Терцио сделал шаг вперед, включаясь в триалог:
– Мое мирское имя Терцио Спатта. Я – пятый Архонт, Хранитель Кармы. Я присоединяюсь к тебе.
Шерхан криво улыбнулся.
– Я – Нунцио Тальви, лорд-оружейник. Я присоединяюсь к тебе.
К Шерхану присоединились еще двое – итого четверо из девяти принцев клана согласились опустить свои головы на плаху Патриаршего суда. Остальных же ждала незавидная участь жертв чистильщиков Шерхана.
Закрыв преданных лордов силовым щитом, Шерхан отдал приказ об атаке.
Дагот и его охотники нанесли удар с ювелирной точностью. Ни один из вампиров не успел поставить защиту. Они были убиты быстро и безжалостно.
Терцио поднял бровь:
– Все так просто, Шерхан? Ты даже не дал им второго шанса.
– Педагогика, Терцио, простая педагогика. Ни у кого из нас не будет второго шанса. Это мы должны понять сейчас и никогда не забывать об этом. Идем, нет времени чесать языками.

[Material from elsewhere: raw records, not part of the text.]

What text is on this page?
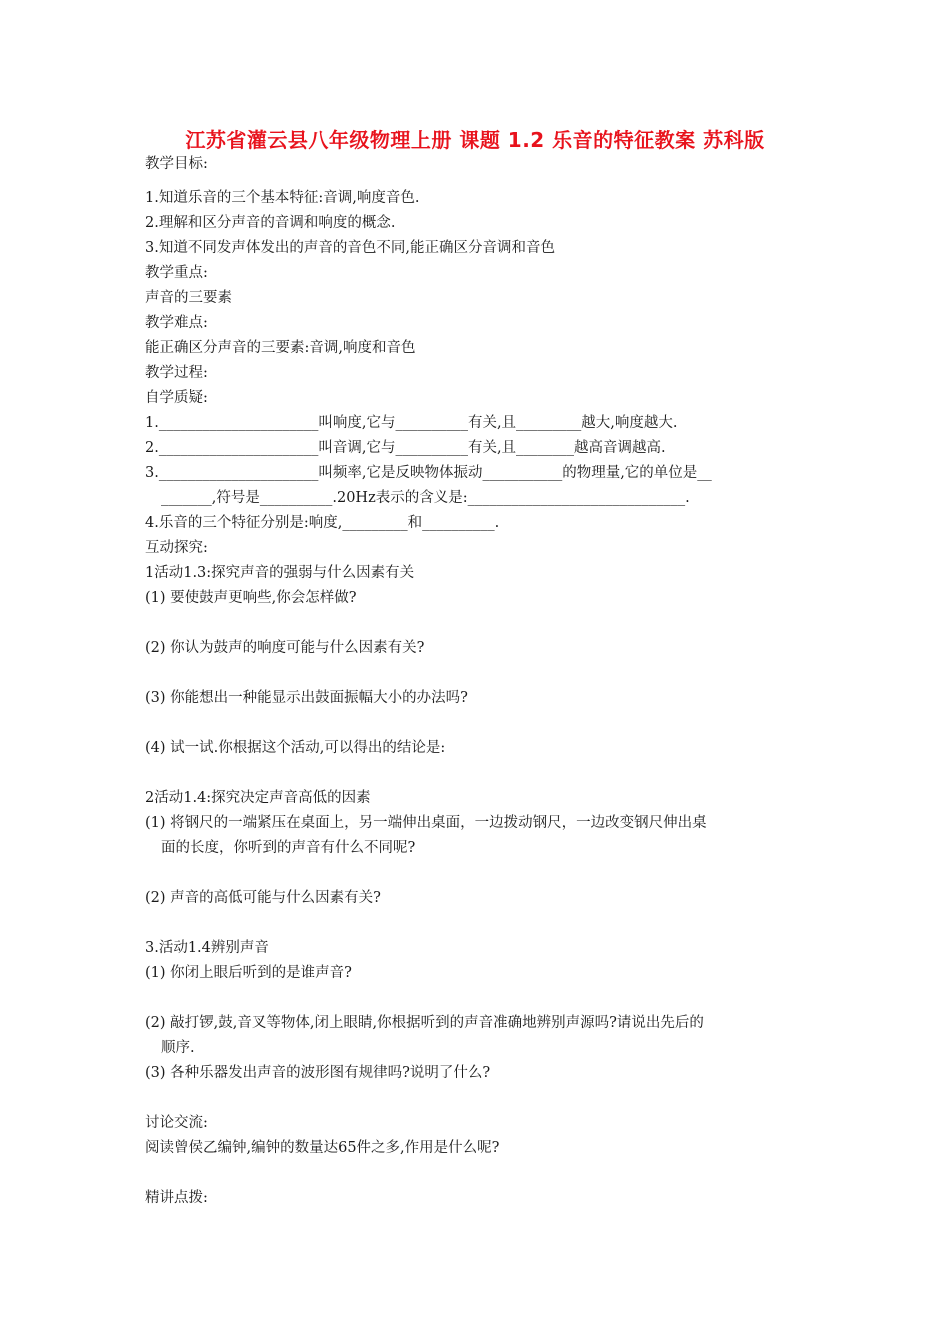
江苏省灌云县八年级物理上册 课题 1.2 乐音的特征教案 苏科版
教学目标:
1.知道乐音的三个基本特征:音调,响度音色.
2.理解和区分声音的音调和响度的概念.
3.知道不同发声体发出的声音的音色不同,能正确区分音调和音色
教学重点:
声音的三要素
教学难点:
能正确区分声音的三要素:音调,响度和音色
教学过程:
自学质疑:
1.______________________叫响度,它与__________有关,且_________越大,响度越大.
2.______________________叫音调,它与__________有关,且________越高音调越高.
3.______________________叫频率,它是反映物体振动___________的物理量,它的单位是__
_______,符号是__________.20Hz表示的含义是:______________________________.
4.乐音的三个特征分别是:响度,_________和__________.
互动探究:
1活动1.3:探究声音的强弱与什么因素有关
(1) 要使鼓声更响些,你会怎样做?
(2) 你认为鼓声的响度可能与什么因素有关?
(3) 你能想出一种能显示出鼓面振幅大小的办法吗?
(4) 试一试.你根据这个活动,可以得出的结论是:
2活动1.4:探究决定声音高低的因素
(1) 将钢尺的一端紧压在桌面上，另一端伸出桌面，一边拨动钢尺，一边改变钢尺伸出桌
面的长度，你听到的声音有什么不同呢?
(2) 声音的高低可能与什么因素有关?
3.活动1.4辨别声音
(1) 你闭上眼后听到的是谁声音?
(2) 敲打锣,鼓,音叉等物体,闭上眼睛,你根据听到的声音准确地辨别声源吗?请说出先后的
顺序.
(3) 各种乐器发出声音的波形图有规律吗?说明了什么?
讨论交流:
阅读曾侯乙编钟,编钟的数量达65件之多,作用是什么呢?
精讲点拨:
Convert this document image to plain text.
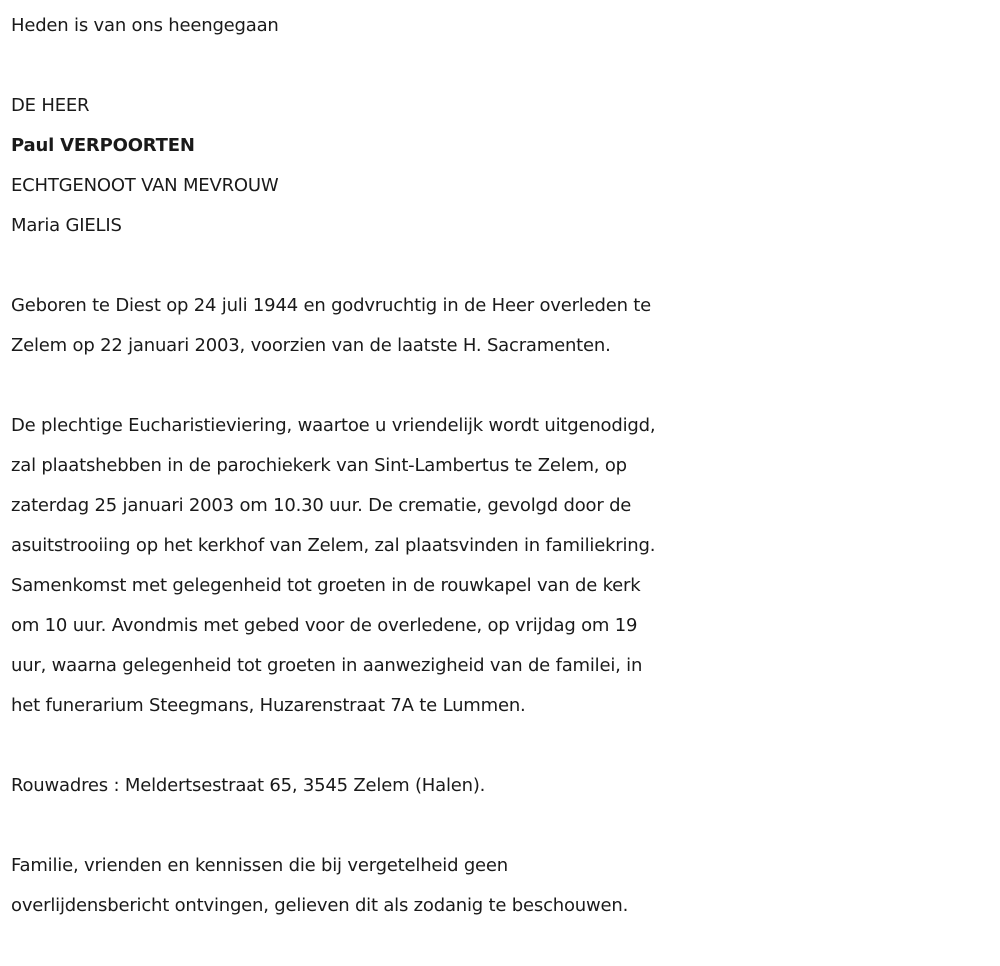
Heden is van ons heengegaan
DE HEER
Paul VERPOORTEN
ECHTGENOOT VAN MEVROUW
Maria GIELIS
Geboren te Diest op 24 juli 1944 en godvruchtig in de Heer overleden te
Zelem op 22 januari 2003, voorzien van de laatste H. Sacramenten.
De plechtige Eucharistieviering, waartoe u vriendelijk wordt uitgenodigd,
zal plaatshebben in de parochiekerk van Sint-Lambertus te Zelem, op
zaterdag 25 januari 2003 om 10.30 uur. De crematie, gevolgd door de
asuitstrooiing op het kerkhof van Zelem, zal plaatsvinden in familiekring.
Samenkomst met gelegenheid tot groeten in de rouwkapel van de kerk
om 10 uur. Avondmis met gebed voor de overledene, op vrijdag om 19
uur, waarna gelegenheid tot groeten in aanwezigheid van de familei, in
het funerarium Steegmans, Huzarenstraat 7A te Lummen.
Rouwadres : Meldertsestraat 65, 3545 Zelem (Halen).
Familie, vrienden en kennissen die bij vergetelheid geen
overlijdensbericht ontvingen, gelieven dit als zodanig te beschouwen.
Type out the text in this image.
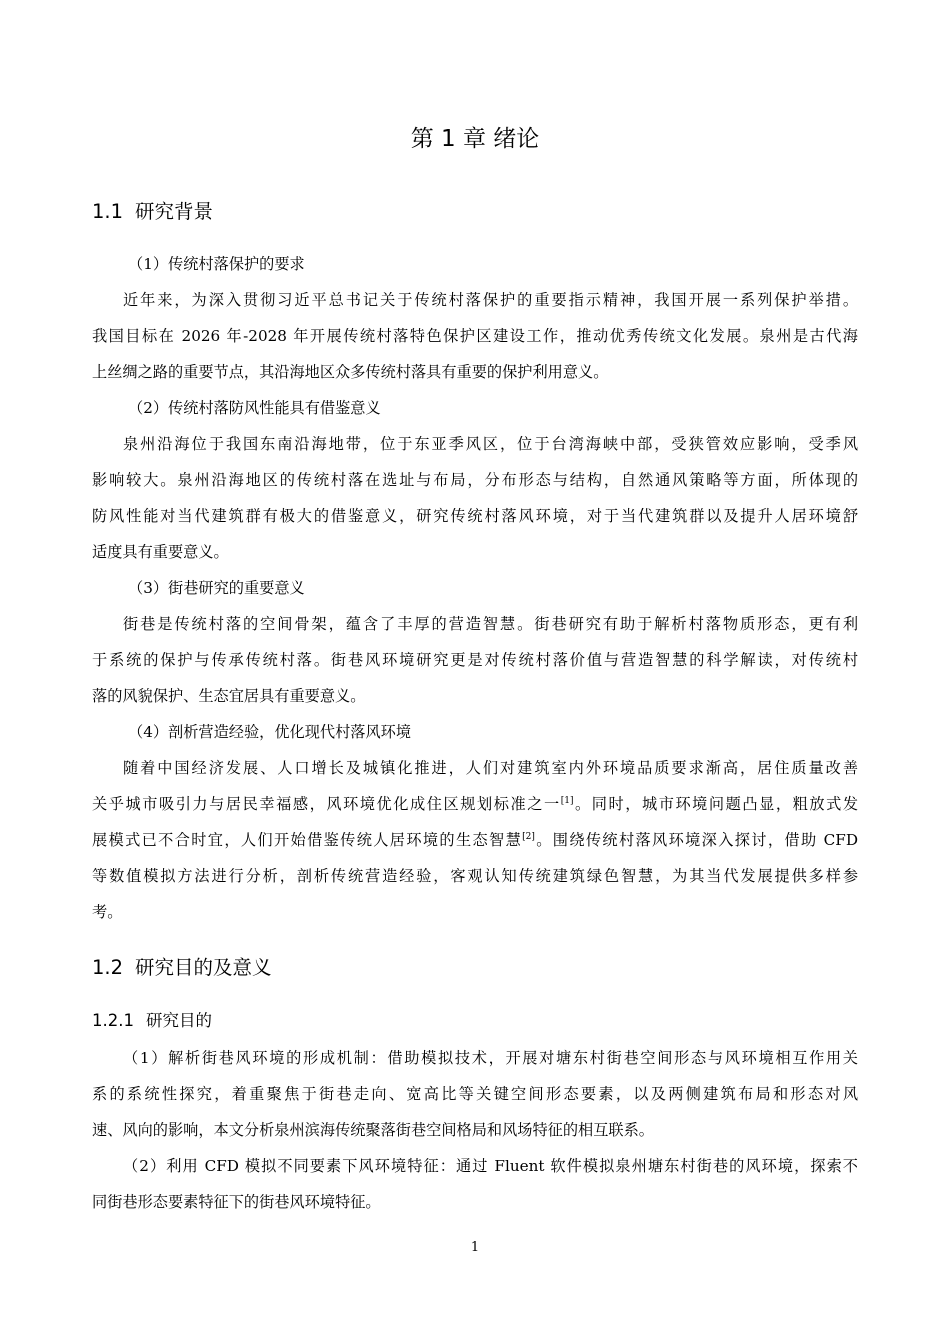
第 1 章 绪论
1.1 研究背景
（1）传统村落保护的要求
近年来，为深入贯彻习近平总书记关于传统村落保护的重要指示精神，我国开展一系列保护举措。
我国目标在 2026 年-2028 年开展传统村落特色保护区建设工作，推动优秀传统文化发展。泉州是古代海
上丝绸之路的重要节点，其沿海地区众多传统村落具有重要的保护利用意义。
（2）传统村落防风性能具有借鉴意义
泉州沿海位于我国东南沿海地带，位于东亚季风区，位于台湾海峡中部，受狭管效应影响，受季风
影响较大。泉州沿海地区的传统村落在选址与布局，分布形态与结构，自然通风策略等方面，所体现的
防风性能对当代建筑群有极大的借鉴意义，研究传统村落风环境，对于当代建筑群以及提升人居环境舒
适度具有重要意义。
（3）街巷研究的重要意义
街巷是传统村落的空间骨架，蕴含了丰厚的营造智慧。街巷研究有助于解析村落物质形态，更有利
于系统的保护与传承传统村落。街巷风环境研究更是对传统村落价值与营造智慧的科学解读，对传统村
落的风貌保护、生态宜居具有重要意义。
（4）剖析营造经验，优化现代村落风环境
随着中国经济发展、人口增长及城镇化推进，人们对建筑室内外环境品质要求渐高，居住质量改善
关乎城市吸引力与居民幸福感，风环境优化成住区规划标准之一[1]。同时，城市环境问题凸显，粗放式发
展模式已不合时宜，人们开始借鉴传统人居环境的生态智慧[2]。围绕传统村落风环境深入探讨，借助 CFD
等数值模拟方法进行分析，剖析传统营造经验，客观认知传统建筑绿色智慧，为其当代发展提供多样参
考。
1.2 研究目的及意义
1.2.1 研究目的
（1）解析街巷风环境的形成机制：借助模拟技术，开展对塘东村街巷空间形态与风环境相互作用关
系的系统性探究，着重聚焦于街巷走向、宽高比等关键空间形态要素，以及两侧建筑布局和形态对风
速、风向的影响，本文分析泉州滨海传统聚落街巷空间格局和风场特征的相互联系。
（2）利用 CFD 模拟不同要素下风环境特征：通过 Fluent 软件模拟泉州塘东村街巷的风环境，探索不
同街巷形态要素特征下的街巷风环境特征。
1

Терцио сидел напротив Шерхана, откинувшись на спинку сиденья. Все пассажиры «линкольна» хранили молчание. Ватек и Тальви курили, трое других вертели в руках фетиши, осматривали ногти, просто думали.
Каждый из них силился понять, чего стоит ожидать от будущего. Не от года, не от месяца, даже не от минуты. Каждый следующий миг мог стать последним, оставив за бортом все недосказанное и недоделанное. В любое время возмездие рода могло настигнуть их. Тогда слова лишались смысла, уступая место чистому действию.
Шерхан первым нарушил молчание:
– Мы должны создать свою армию. Клан предупрежден. В течение ближайших суток мы соберем остальных. До этого времени мы не должны ничего предпринимать.
– Ты считаешь, что ожидание – лучшее начало партии? – Вопрошающим был Гвидо дель Баччо, лорд-путеводитель.
– Сейчас – да. Для внезапного удара мы должны иметь силы, минимум втрое превосходящие силы Патриархов. Такой роскоши у нас нет.
– Патриархи сильны. Наш враг… как это странно звучит… превосходит нас по всем параметрам.
– Я знаю. Но история говорит о том, что Патриархи медлительны и порой трусливы. Этому свидетелем не одна прошлая война. Они найдут массу причин, чтобы медлить с ударом.
– Другие кланы могут проявить инициативу.
– Так поступят не все. И сделают это поодиночке. Они слишком горды для инициативы объединения. Только воля Патриархов может их сплотить. И то на какое-то время. А сил противостоять отдельным семьям у нас предостаточно. Я боюсь только Псов церкви.
– Чем мы владеем?
Полторы тысячи воинов из членов клана, в их числе низшие слуги, вызванные, гхулы и ликантропы. Дагот. Отряд наемников. Пока все.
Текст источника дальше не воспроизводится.